More than material living conditions (e.g. income, wealth, consumption, housing and possessions), the concept of wellbeing relates to:
- how people feel (i.e. how happy are you?)
- how people evaluate their lives (i.e. how satisfied are you with your life?)
- whether people feel their life is worthwhile (i.e. the so-called eudaimonic measure).
In this conceptual framework, wellbeing also encompasses the elements:
WHAT ARE SOCIAL STATISTICS?
- who we are
- what we do
- where we live our lives
- our connections
- the wellbeing of others
- the risks we face
- our opportunities and barriers.
Social statistics reflect social issues, ideas, attitudes and behaviours, through quantitative and qualitative measurement. These measurements form a picture of social conditions and help monitor progress towards social goals, and inform the decisions of governments, community groups, organisations and individuals as they work to improve their conditions of life.
WHY ARE WELLBEING AND SOCIAL STATISTICS LINKED?
In the 1970s, the OECD (1976) first proposed that wellbeing could be measured by defining goal areas, or areas of concern, that were of fundamental importance to wellbeing. Based on this idea, Australian social statistics have traditionally focused on a set of aspirations for society.
In 2011-12, the ABS undertook a national consultation to better understand the aspirations and hopes of Australians for their and the nation's future. Based on this consultation, the ABS revised the set of aspirations
to focus on the areas Australians said were most important to them. Each of these aspirations can be linked to a broad social statistics theme.
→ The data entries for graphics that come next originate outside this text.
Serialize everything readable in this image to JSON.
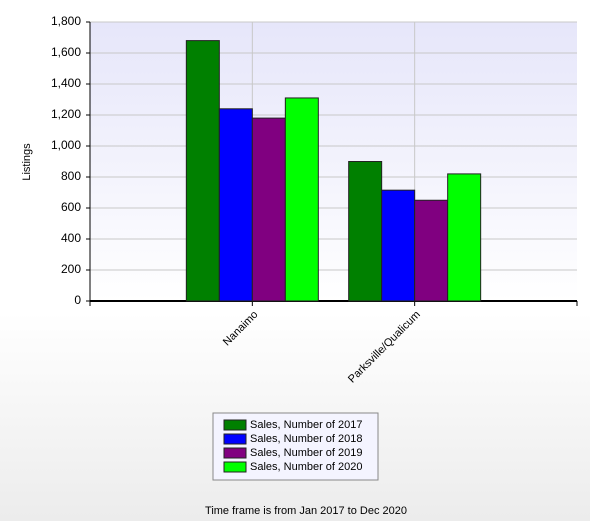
{
  "chart_data": {
    "type": "bar",
    "y_label": "Listings",
    "categories": [
      "Nanaimo",
      "Parksville/Qualicum"
    ],
    "series": [
      {
        "name": "Sales, Number of 2017",
        "color": "#008000",
        "values": [
          1680,
          900
        ]
      },
      {
        "name": "Sales, Number of 2018",
        "color": "#0000ff",
        "values": [
          1240,
          715
        ]
      },
      {
        "name": "Sales, Number of 2019",
        "color": "#800080",
        "values": [
          1180,
          650
        ]
      },
      {
        "name": "Sales, Number of 2020",
        "color": "#00ff00",
        "values": [
          1310,
          820
        ]
      }
    ],
    "ylim": [
      0,
      1800
    ],
    "yticks": [
      0,
      200,
      400,
      600,
      800,
      {
        "value": 1000,
        "label": "1,000"
      },
      {
        "value": 1200,
        "label": "1,200"
      },
      {
        "value": 1400,
        "label": "1,400"
      },
      {
        "value": 1600,
        "label": "1,600"
      },
      {
        "value": 1800,
        "label": "1,800"
      }
    ],
    "grid": true,
    "footnote": "Time frame is from Jan 2017 to Dec 2020"
  }
}
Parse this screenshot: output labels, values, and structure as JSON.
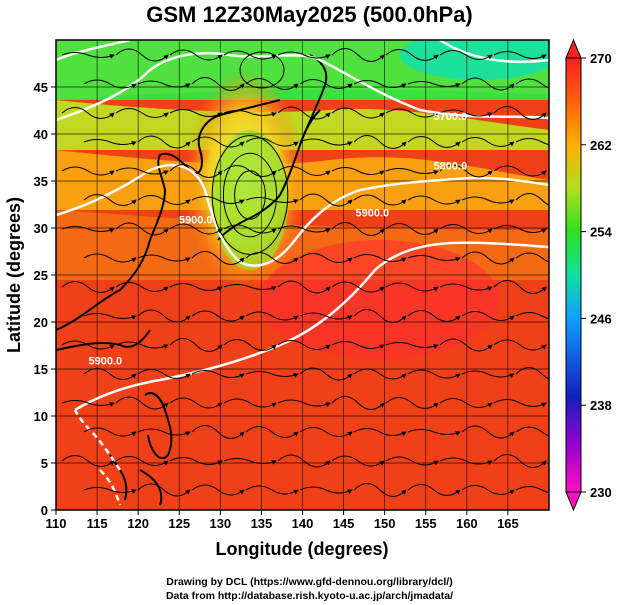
{
  "title": "GSM 12Z30May2025 (500.0hPa)",
  "footer": {
    "line1": "Drawing by DCL (https://www.gfd-dennou.org/library/dcl/)",
    "line2": "Data from http://database.rish.kyoto-u.ac.jp/arch/jmadata/"
  },
  "colors": {
    "cold": "#ff10c0",
    "mid_blue": "#1040ff",
    "mid_green": "#20d020",
    "warm": "#ff2a10",
    "contour": "#ffffff",
    "stream": "#000000"
  },
  "chart_data": {
    "type": "heatmap",
    "xlabel": "Longitude (degrees)",
    "ylabel": "Latitude  (degrees)",
    "xlim": [
      110,
      170
    ],
    "ylim": [
      0,
      50
    ],
    "x_ticks": [
      110,
      115,
      120,
      125,
      130,
      135,
      140,
      145,
      150,
      155,
      160,
      165
    ],
    "y_ticks": [
      0,
      5,
      10,
      15,
      20,
      25,
      30,
      35,
      40,
      45
    ],
    "grid": true,
    "colorbar": {
      "placement": "right",
      "range": [
        230,
        270
      ],
      "ticks": [
        230,
        238,
        246,
        254,
        262,
        270
      ]
    },
    "contour_labels": [
      {
        "text": "5900.0",
        "lon": 116,
        "lat": 15.5
      },
      {
        "text": "5900.0",
        "lon": 127,
        "lat": 30.5
      },
      {
        "text": "5900.0",
        "lon": 148.5,
        "lat": 31.2
      },
      {
        "text": "5800.0",
        "lon": 158,
        "lat": 36.2
      },
      {
        "text": "5700.0",
        "lon": 158,
        "lat": 41.5
      }
    ]
  }
}
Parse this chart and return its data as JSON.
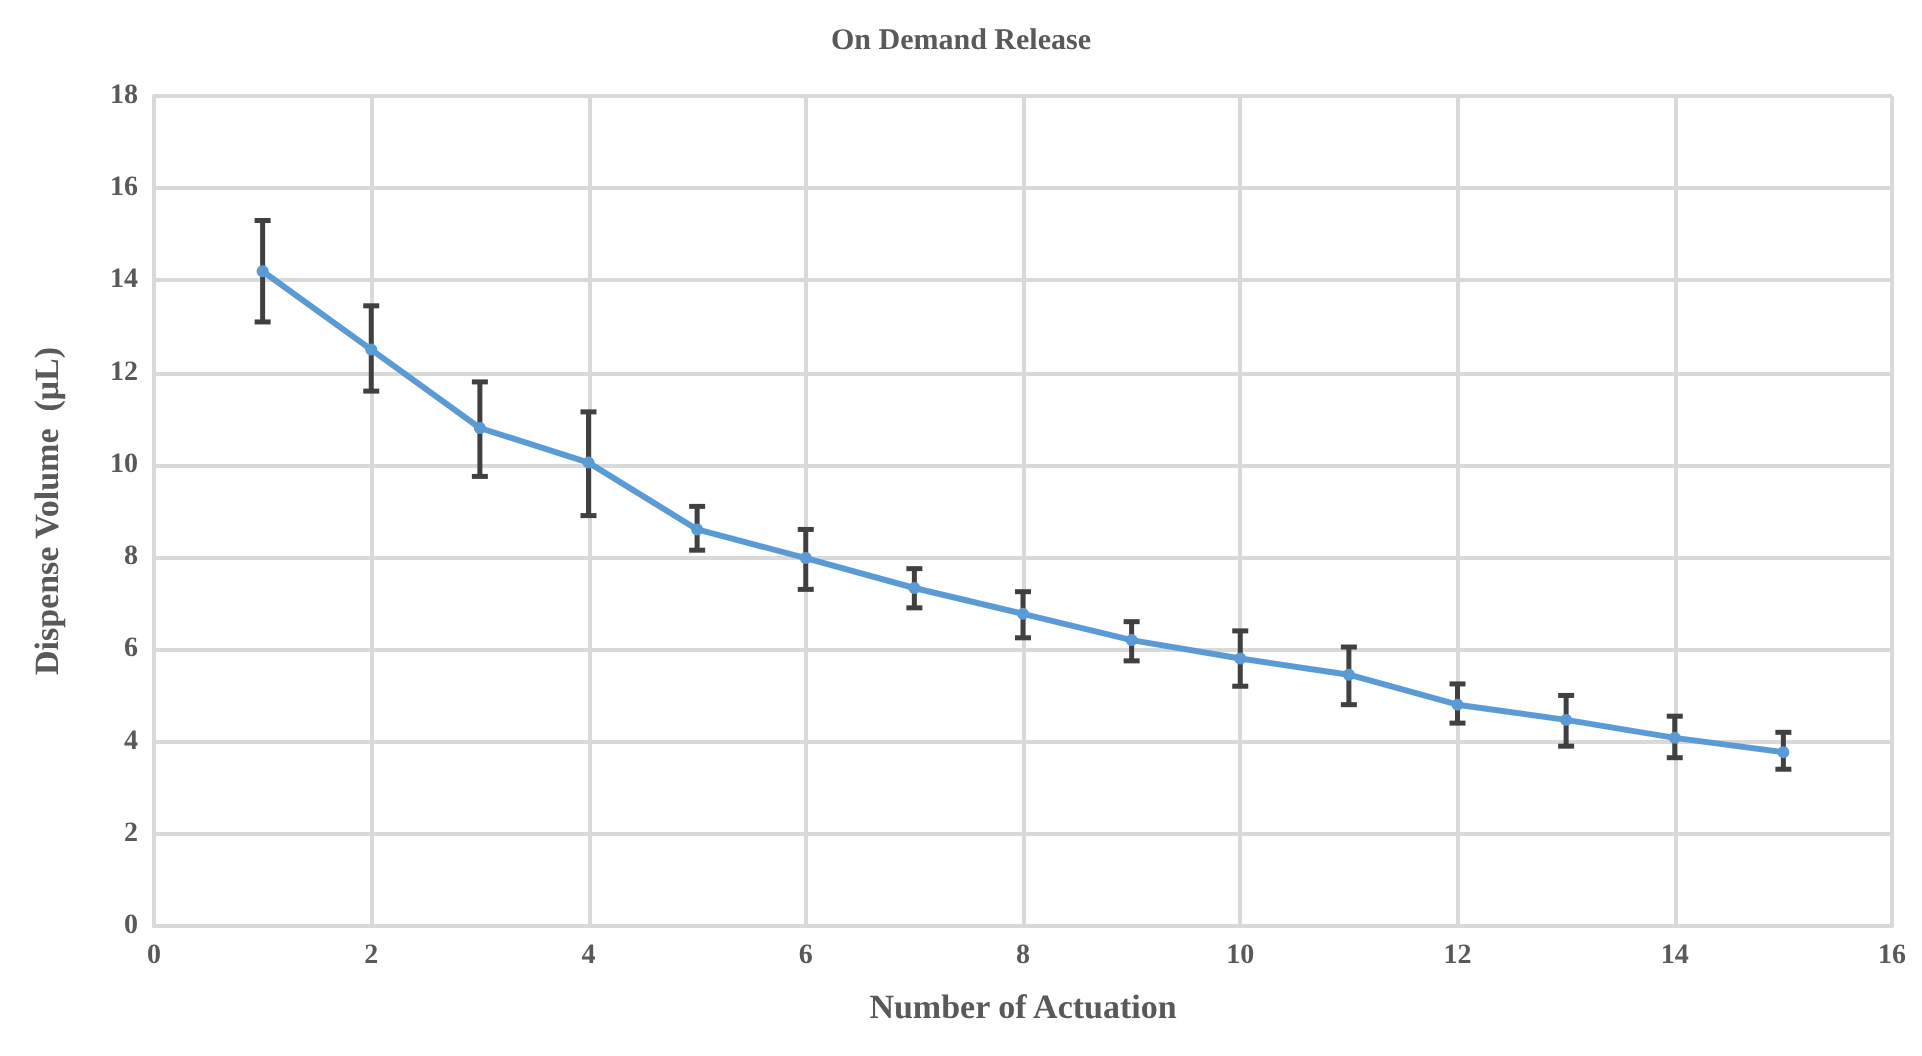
{
  "chart_data": {
    "type": "line",
    "title": "On Demand Release",
    "xlabel": "Number of Actuation",
    "ylabel": "Dispense Volume  (μL)",
    "x": [
      1,
      2,
      3,
      4,
      5,
      6,
      7,
      8,
      9,
      10,
      11,
      12,
      13,
      14,
      15
    ],
    "series": [
      {
        "color": "#5b9bd5",
        "values": [
          14.2,
          12.5,
          10.8,
          10.05,
          8.6,
          7.98,
          7.33,
          6.77,
          6.2,
          5.8,
          5.45,
          4.8,
          4.47,
          4.08,
          3.77
        ],
        "errors": [
          [
            13.1,
            15.3
          ],
          [
            11.6,
            13.45
          ],
          [
            9.75,
            11.8
          ],
          [
            8.9,
            11.15
          ],
          [
            8.15,
            9.1
          ],
          [
            7.3,
            8.6
          ],
          [
            6.9,
            7.75
          ],
          [
            6.25,
            7.25
          ],
          [
            5.75,
            6.6
          ],
          [
            5.2,
            6.4
          ],
          [
            4.8,
            6.05
          ],
          [
            4.4,
            5.25
          ],
          [
            3.9,
            5.0
          ],
          [
            3.65,
            4.55
          ],
          [
            3.4,
            4.2
          ]
        ]
      }
    ],
    "xlim": [
      0,
      16
    ],
    "xticks": [
      0,
      2,
      4,
      6,
      8,
      10,
      12,
      14,
      16
    ],
    "ylim": [
      0,
      18
    ],
    "yticks": [
      0,
      2,
      4,
      6,
      8,
      10,
      12,
      14,
      16,
      18
    ],
    "grid": true,
    "marker": "circle",
    "line_style": "solid"
  }
}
KEY ASPIRATIONS AND RELATED SOCIAL STATISTICS THEMES
|Social Statistics Theme||Aspiration|
|Family and community||Australians aspire to a society that nurtures relationships and where people support each other|
|Health||Australians aspire to good health for all|
|Learning and knowledge||Australians aspire to a society that values and enables learning|
|Work||Australians aspire to satisfying and rewarding work|
|Economic wellbeing||Australians aspire to a fair society that enables everyone to meet their material needs|
|Housing||Australians aspire to have secure places to live that provide a sense of belonging and home, and are adequate to their needs|
|Crime and justice||Australians aspire to a society where people are safe and feel safe; where justice systems are fair and accessible|
|Culture and leisure||Australians aspire to value all aspects of life that are important to people and enrich their lives|
|Governance||Australians aspire to a free society where governance processes are trusted and everyone is able to participate in decision making which affects their lives|
|Information and communication technology||Australians aspire to be well-informed and connected|
|Built and natural environment||Australians aspire to healthy natural and built environments, which they connect to, benefit from, care for and sustain for future generations |
|Population||The characteristics of Australia's population (such as its size and composition) influence, and in turn are influenced by, many aspects of wellbeing.|
Organisation for Economic Co-operation and Development ( OECD ), 1976, Measuring Social Well-Being: A Progress Report on the Development of Social Indicators.